Erster Auftritt

[156] KABERDAR allein. Immer tragen meine Füße mich unwillkürlich in diesen Saal; und bin ich in diesem Saale, so heftet mein Auge sich unwillkürlich auf jene Tür. – Es muß herunter vom Herzen! mich drückt die Last. Aber wehe! wehe! wenn das Wagstück mißlingt. – Besinne dich, Kaberdar! du bist nicht in Indien, wo du dein Weib einsperren darfst, wenn sie dir das Leben vergällt; wo sie, ohne deine Erlaubnis nicht einmal das Mittagsbrot an deiner Seite verzehren darf.

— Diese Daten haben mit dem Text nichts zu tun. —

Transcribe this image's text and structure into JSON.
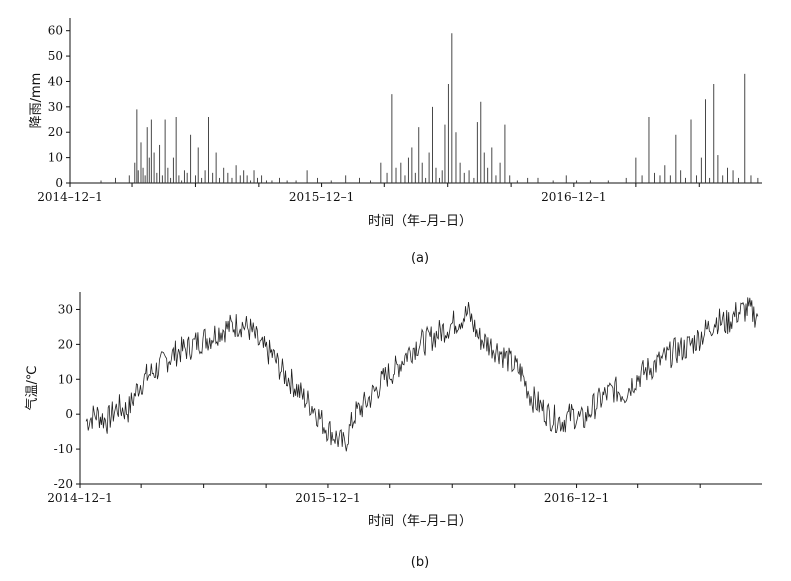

Du bist in Europa, wo man die Weiber nicht zu Puppen herabwürdigt; wo sie selbst einen Willen haben, und sogar selbst denken dürfen – wenn sie können. – Aber diesem Mädchen gaben die Götter einen Körper, und die Tugend eine Seele! – Doch halt! schon wieder in Entzücken! – Kenne ich sie denn? Habe ich sie schon lange genug beobachtet? Ist ihre Mutter nicht ein Weib, gezeugt von Nirudi, dem Könige der Teufel? Und wachsen je Rosen auf einer Nessel? – Musaffery hat recht. Ihr sanftes Auge kann trügen, ich muß ihr Herz belauschen.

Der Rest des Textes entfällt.